De plus, à la suite des audiences de la Commission sur les ingérences étrangères, qui ont examiné les opérations d’influence présumées de la Chine, de l’Inde, de la Russie et d’autres États, Ottawa doit adopter une stratégie proactive d’engagement auprès des diasporas afin de protéger leurs communautés contre toute manipulation étrangère. Les nominations de ministres comme Anita Anand aux Affaires étrangères et Gary Anandasangaree à la Sécurité publique, qui entretiennent des liens étroits avec les communautés sud-asiatiques et la politique de leur pays d’origine, représentent donc des avancées positives dans ce sens. Cela est particulièrement important après la crise diplomatique entre le Canada et l’Inde en 2023, à la suite de l’assassinat du citoyen canadien sikh Hardeep Singh Nijjar. Les autorités canadiennes ont non seulement accusé les services de renseignement indiens d’avoir organisé ce meurtre, mais aussi évoqué la présence d’agents indiens liés au gang criminel Bishnoi, soupçonné d’avoir visé la communauté sud-asiatique au Canada.
Conclusion
La récente vague d’attentats terroristes en Asie du Sud a provoqué des ondes de choc à l’échelle mondiale, suscitant des réactions de la diaspora, des veillées de solidarité ainsi qu’une réponse géopolitique plus large. La Déclaration de Tianjin de l’OCS illustre les conséquences profondes du terrorisme lié au Pakistan et l’influence diplomatique de l’Inde dans la région. Alors que les attaques de Pahalgam ont ravivé les tensions entre l’Inde et le Pakistan, entraînant une escalade diplomatique et des émotions négatives au sein de la diaspora indienne mondiale, elles ont également mis en lumière la nécessité de solidarité entre les communautés face au terrorisme. Les manifestations de la diaspora mondiale ont par ailleurs démontré la profondeur des liens transnationaux qui relient les immigrants d’origine sud-asiatique aux enjeux touchant leur pays d’origine.

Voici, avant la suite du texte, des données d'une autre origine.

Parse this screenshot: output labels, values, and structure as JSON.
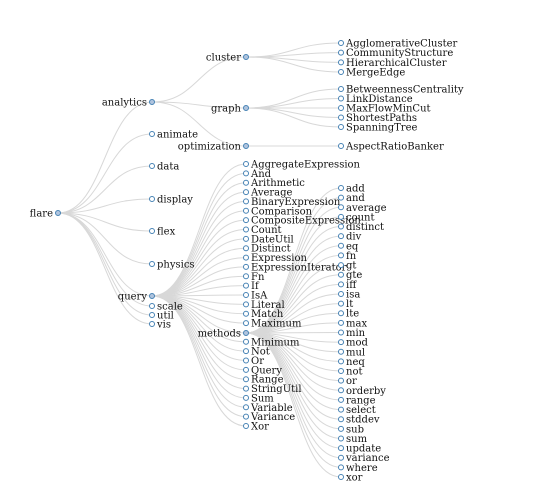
{
  "colors": {
    "link": "#d8d8d8",
    "node_stroke": "#4682b4",
    "parent_fill": "#b0c4de",
    "text": "#111111",
    "background": "#ffffff"
  },
  "tree": {
    "name": "flare",
    "children": [
      {
        "name": "analytics",
        "children": [
          {
            "name": "cluster",
            "children": [
              {
                "name": "AgglomerativeCluster"
              },
              {
                "name": "CommunityStructure"
              },
              {
                "name": "HierarchicalCluster"
              },
              {
                "name": "MergeEdge"
              }
            ]
          },
          {
            "name": "graph",
            "children": [
              {
                "name": "BetweennessCentrality"
              },
              {
                "name": "LinkDistance"
              },
              {
                "name": "MaxFlowMinCut"
              },
              {
                "name": "ShortestPaths"
              },
              {
                "name": "SpanningTree"
              }
            ]
          },
          {
            "name": "optimization",
            "children": [
              {
                "name": "AspectRatioBanker"
              }
            ]
          }
        ]
      },
      {
        "name": "animate"
      },
      {
        "name": "data"
      },
      {
        "name": "display"
      },
      {
        "name": "flex"
      },
      {
        "name": "physics"
      },
      {
        "name": "query",
        "children": [
          {
            "name": "AggregateExpression"
          },
          {
            "name": "And"
          },
          {
            "name": "Arithmetic"
          },
          {
            "name": "Average"
          },
          {
            "name": "BinaryExpression"
          },
          {
            "name": "Comparison"
          },
          {
            "name": "CompositeExpression"
          },
          {
            "name": "Count"
          },
          {
            "name": "DateUtil"
          },
          {
            "name": "Distinct"
          },
          {
            "name": "Expression"
          },
          {
            "name": "ExpressionIterator"
          },
          {
            "name": "Fn"
          },
          {
            "name": "If"
          },
          {
            "name": "IsA"
          },
          {
            "name": "Literal"
          },
          {
            "name": "Match"
          },
          {
            "name": "Maximum"
          },
          {
            "name": "methods",
            "children": [
              {
                "name": "add"
              },
              {
                "name": "and"
              },
              {
                "name": "average"
              },
              {
                "name": "count"
              },
              {
                "name": "distinct"
              },
              {
                "name": "div"
              },
              {
                "name": "eq"
              },
              {
                "name": "fn"
              },
              {
                "name": "gt"
              },
              {
                "name": "gte"
              },
              {
                "name": "iff"
              },
              {
                "name": "isa"
              },
              {
                "name": "lt"
              },
              {
                "name": "lte"
              },
              {
                "name": "max"
              },
              {
                "name": "min"
              },
              {
                "name": "mod"
              },
              {
                "name": "mul"
              },
              {
                "name": "neq"
              },
              {
                "name": "not"
              },
              {
                "name": "or"
              },
              {
                "name": "orderby"
              },
              {
                "name": "range"
              },
              {
                "name": "select"
              },
              {
                "name": "stddev"
              },
              {
                "name": "sub"
              },
              {
                "name": "sum"
              },
              {
                "name": "update"
              },
              {
                "name": "variance"
              },
              {
                "name": "where"
              },
              {
                "name": "xor"
              }
            ]
          },
          {
            "name": "Minimum"
          },
          {
            "name": "Not"
          },
          {
            "name": "Or"
          },
          {
            "name": "Query"
          },
          {
            "name": "Range"
          },
          {
            "name": "StringUtil"
          },
          {
            "name": "Sum"
          },
          {
            "name": "Variable"
          },
          {
            "name": "Variance"
          },
          {
            "name": "Xor"
          }
        ]
      },
      {
        "name": "scale"
      },
      {
        "name": "util"
      },
      {
        "name": "vis"
      }
    ]
  }
}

Le Canada, qui abrite une importante diaspora sud-asiatique, devrait donc se positionner comme un acteur à la fois équilibré et vigilant, en continuant de renforcer son engagement auprès de cette communauté et en encourageant sa représentation dans la politique étrangère afin de servir les intérêts canadiens — notamment en protégeant ses institutions démocratiques contre toute ingérence étrangère.